Radar Heartbeat Monitoring with Transformers
Hybrid radar signal processing + Transformer fusion for robust heartbeat/HRV under random body motion (RBM)
Overview
This is an ongoing, funded project developed for IEEE AESS Challenge Problem I: Radar-Based Heartbeat Monitoring in Dynamic Scenarios. The goal is robust estimation of average heart rate (AHR) and heart rate variability (HRV) from FMCW radar, even when the subject exhibits random body motion (RBM), which can easily overwhelm the much smaller cardiac micro-motions.
Our approach is a hybrid pipeline: conventional radar processing to stabilize and isolate the chest signal, followed by a multi-stream Transformer that fuses physics-guided features and produces (i) a super-resolved ECG-like waveform and (ii) AHR/HRV metrics aligned with the official challenge scoring.
Technical Approach (Proposal Summary)
1) Radar processing block (stabilize the chest signal)
Starting from raw FMCW radar data, the signal-processing front-end forms range/slow-time representations, removes clutter, detects the chest range cell, and compensates for range migration so that downstream learning sees a stabilized time series.
2) Physics-guided feature construction (multi-stream time series)
From the stabilized chest signal, we construct a feature tensor that includes complementary views of motion:
- Displacement slow-time series R[k]
- Increment ΔR[k]
- Amplitude at the chest bin and neighboring range bins
- Band-pass filtered views of R[k] for respiration [0.2, 0.5] Hz, heartbeat [0.7, 2.0] Hz, and heart sound [20, 200] Hz
- A coarse RBM indicator derived from spectral energy spreading
This is designed so each stream is interpretable on its own, while still giving the model enough context to handle motion corruption.
3) Multi-stream Transformer fusion + temporal super-resolution
The model concatenates the streams into a multidimensional time series x[k], adds positional encoding, then uses a multi-head Transformer decoder with cross-attention to dynamically re-weight streams under RBM (e.g., down-weight corrupted displacement while attending to the RBM indicator).
4) Outputs aligned with the challenge metrics
The network outputs: 1) a reconstructed ECG-like waveform highlighting heartbeat micro-motions, and
2) cardiac metrics: AHR and HRV, matching the official challenge evaluation.
Robustness via Synthetic RBM Augmentation
RBM is treated as the dominant interference source, so the proposal includes a targeted augmentation strategy: generate synthetic RBM displacement sequences using a Markov stochastic process, then add them to the clean displacement signal to increase training diversity.
Two parametric RBM models are described:
- Random-walk RBM (piecewise-constant velocity subframes + noise) for abrupt shifts/jerks
- AR(1) RBM for band-limited, temporally correlated jitter
These augmentation parameters can be treated as tunable training hyperparameters.
My Implementation Work (In Progress)
My contributions are focused on the training/experimentation infrastructure and the end-to-end ML pipeline:
Data pipeline (raw radar → model-ready tensors)
- Implemented the data flow from raw radar captures through a clean Dataset abstraction and DataLoader abstraction
- Modular feature construction so the same dataset can feed multiple model families (baselines + Transformer variants)
- Reproducible preprocessing with explicit configuration of CPI/windowing, stream definitions, and augmentation toggles (real + synthetic RBM)
Training + experimentation framework
- Prototyped a general ModelTrainer that standardizes:
- logging/metrics per CPI
- checkpointing
- evaluation hooks consistent with the challenge deliverables
- Integrated with Ray Tune to run hyperparameter sweeps (model size, attention settings, augmentation parameters, optimization schedule)
- Support for multi-device training and controlled experimentation (repeatable runs, comparable configs across models)
Challenge Context & Organizers
This work targets IEEE AESS Challenge Problem I: Radar-Based Heartbeat Monitoring in Dynamic Scenarios.
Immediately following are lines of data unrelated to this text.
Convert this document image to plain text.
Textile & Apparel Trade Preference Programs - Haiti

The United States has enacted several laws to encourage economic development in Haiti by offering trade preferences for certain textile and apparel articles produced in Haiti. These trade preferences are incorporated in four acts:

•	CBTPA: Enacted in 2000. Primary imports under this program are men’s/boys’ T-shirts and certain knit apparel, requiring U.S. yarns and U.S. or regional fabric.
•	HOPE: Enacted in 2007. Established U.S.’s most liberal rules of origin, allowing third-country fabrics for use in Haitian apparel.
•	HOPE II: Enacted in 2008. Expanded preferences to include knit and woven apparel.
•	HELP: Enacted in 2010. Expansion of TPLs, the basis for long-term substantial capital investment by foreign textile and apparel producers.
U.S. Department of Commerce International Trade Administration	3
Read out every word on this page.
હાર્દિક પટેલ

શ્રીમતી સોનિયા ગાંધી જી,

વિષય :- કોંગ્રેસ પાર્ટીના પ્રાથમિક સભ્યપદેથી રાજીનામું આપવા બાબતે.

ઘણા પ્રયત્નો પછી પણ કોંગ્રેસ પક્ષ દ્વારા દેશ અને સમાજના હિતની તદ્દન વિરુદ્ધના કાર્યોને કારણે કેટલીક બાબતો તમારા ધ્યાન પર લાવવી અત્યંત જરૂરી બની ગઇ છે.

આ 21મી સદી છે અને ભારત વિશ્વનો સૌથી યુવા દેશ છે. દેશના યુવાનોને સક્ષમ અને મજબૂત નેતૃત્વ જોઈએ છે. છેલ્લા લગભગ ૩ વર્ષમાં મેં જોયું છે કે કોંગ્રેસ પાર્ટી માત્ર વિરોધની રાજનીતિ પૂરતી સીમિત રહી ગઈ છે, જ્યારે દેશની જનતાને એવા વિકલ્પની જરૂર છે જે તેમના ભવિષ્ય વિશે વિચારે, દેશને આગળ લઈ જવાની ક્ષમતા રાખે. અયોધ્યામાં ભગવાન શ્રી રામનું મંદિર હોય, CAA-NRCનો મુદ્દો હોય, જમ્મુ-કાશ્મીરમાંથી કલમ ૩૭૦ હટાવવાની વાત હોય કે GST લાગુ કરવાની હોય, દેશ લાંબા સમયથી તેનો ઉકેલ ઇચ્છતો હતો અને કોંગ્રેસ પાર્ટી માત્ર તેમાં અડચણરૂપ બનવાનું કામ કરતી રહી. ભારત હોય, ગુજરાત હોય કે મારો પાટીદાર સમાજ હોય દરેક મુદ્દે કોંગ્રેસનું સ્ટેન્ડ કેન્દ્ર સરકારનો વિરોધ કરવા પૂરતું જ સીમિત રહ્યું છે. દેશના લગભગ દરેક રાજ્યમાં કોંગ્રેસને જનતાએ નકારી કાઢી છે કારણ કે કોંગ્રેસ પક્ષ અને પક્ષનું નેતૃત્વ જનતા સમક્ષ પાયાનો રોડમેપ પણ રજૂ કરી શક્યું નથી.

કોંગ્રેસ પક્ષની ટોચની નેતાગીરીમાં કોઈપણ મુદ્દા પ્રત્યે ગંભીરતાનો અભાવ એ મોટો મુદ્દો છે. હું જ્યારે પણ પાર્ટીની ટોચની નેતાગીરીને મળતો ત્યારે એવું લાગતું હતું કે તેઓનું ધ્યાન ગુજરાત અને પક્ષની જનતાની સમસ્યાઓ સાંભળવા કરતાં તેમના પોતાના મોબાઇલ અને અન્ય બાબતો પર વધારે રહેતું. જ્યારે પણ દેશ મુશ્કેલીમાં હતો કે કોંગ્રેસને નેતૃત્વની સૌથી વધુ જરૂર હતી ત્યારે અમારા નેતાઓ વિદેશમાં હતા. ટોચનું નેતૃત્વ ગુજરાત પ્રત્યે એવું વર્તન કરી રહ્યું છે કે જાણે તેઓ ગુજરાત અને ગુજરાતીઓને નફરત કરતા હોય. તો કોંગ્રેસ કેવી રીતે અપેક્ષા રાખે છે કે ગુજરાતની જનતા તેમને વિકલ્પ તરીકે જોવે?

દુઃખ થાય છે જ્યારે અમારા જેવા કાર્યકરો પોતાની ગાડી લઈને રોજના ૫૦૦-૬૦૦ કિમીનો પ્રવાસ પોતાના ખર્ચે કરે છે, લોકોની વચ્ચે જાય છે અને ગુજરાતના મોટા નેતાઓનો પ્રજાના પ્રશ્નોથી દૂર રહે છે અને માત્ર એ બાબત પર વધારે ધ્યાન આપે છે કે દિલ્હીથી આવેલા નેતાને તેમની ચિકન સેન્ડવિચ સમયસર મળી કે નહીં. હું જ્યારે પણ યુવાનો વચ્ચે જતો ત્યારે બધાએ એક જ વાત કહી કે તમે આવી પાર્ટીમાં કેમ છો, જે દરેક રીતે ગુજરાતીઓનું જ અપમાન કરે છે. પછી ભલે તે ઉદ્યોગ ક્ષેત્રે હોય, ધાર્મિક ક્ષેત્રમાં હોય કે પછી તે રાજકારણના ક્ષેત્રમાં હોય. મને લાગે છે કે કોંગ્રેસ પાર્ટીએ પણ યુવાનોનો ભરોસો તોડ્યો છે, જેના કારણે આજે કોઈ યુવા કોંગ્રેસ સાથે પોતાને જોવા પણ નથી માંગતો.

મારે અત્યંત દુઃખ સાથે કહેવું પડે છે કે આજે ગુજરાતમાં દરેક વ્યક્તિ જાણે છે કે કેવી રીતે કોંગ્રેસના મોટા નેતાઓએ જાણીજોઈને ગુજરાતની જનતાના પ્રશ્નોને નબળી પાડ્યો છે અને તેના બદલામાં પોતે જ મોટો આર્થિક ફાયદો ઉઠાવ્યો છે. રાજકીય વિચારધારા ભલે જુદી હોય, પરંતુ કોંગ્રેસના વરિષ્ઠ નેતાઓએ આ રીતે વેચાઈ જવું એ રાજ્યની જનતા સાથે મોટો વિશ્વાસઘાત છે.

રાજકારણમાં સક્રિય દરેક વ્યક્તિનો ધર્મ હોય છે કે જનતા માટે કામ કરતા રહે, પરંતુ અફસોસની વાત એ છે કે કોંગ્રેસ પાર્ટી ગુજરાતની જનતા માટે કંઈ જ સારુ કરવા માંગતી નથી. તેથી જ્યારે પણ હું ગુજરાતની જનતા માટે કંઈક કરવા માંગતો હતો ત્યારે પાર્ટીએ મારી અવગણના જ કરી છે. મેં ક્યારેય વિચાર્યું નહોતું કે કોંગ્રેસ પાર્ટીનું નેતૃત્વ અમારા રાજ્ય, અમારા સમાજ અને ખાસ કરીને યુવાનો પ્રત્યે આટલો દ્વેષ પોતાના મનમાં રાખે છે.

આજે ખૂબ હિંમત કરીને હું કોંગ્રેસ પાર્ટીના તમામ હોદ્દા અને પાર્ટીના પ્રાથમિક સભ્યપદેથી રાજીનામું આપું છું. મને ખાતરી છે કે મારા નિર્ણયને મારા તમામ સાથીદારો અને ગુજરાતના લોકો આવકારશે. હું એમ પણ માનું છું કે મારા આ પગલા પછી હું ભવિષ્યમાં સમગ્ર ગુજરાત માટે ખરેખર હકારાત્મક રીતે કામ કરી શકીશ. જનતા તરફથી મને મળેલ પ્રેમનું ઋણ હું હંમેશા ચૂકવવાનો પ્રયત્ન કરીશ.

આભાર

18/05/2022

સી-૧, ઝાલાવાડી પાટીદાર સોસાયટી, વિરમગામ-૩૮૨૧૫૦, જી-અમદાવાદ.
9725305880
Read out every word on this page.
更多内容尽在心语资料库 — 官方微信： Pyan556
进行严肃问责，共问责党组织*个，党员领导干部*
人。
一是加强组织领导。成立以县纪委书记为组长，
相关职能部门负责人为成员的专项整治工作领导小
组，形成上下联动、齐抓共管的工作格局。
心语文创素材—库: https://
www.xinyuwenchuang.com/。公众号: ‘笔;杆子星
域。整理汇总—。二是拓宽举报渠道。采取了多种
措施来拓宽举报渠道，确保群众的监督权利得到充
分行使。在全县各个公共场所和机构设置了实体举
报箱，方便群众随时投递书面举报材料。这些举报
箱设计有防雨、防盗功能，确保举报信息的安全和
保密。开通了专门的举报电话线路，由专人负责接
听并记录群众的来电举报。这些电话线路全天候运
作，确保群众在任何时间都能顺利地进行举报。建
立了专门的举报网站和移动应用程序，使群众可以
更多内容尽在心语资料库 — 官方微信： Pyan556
Official pages:
- IEEE AESS Radar Challenge hub: https://ieee-aess.org/radar-challenge
- Call / overview post for Challenge Problem I: ieee-aess.org
The challenge problem itself was proposed/developed by Yu Rong, Daniel Bliss (Arizona State University), Kawon Han, and Christos Masouros (University College London). ieee-aess.org
Status
- Funded through the IEEE AESS Challenge program; currently under active development and evaluation against the official scoring pipeline.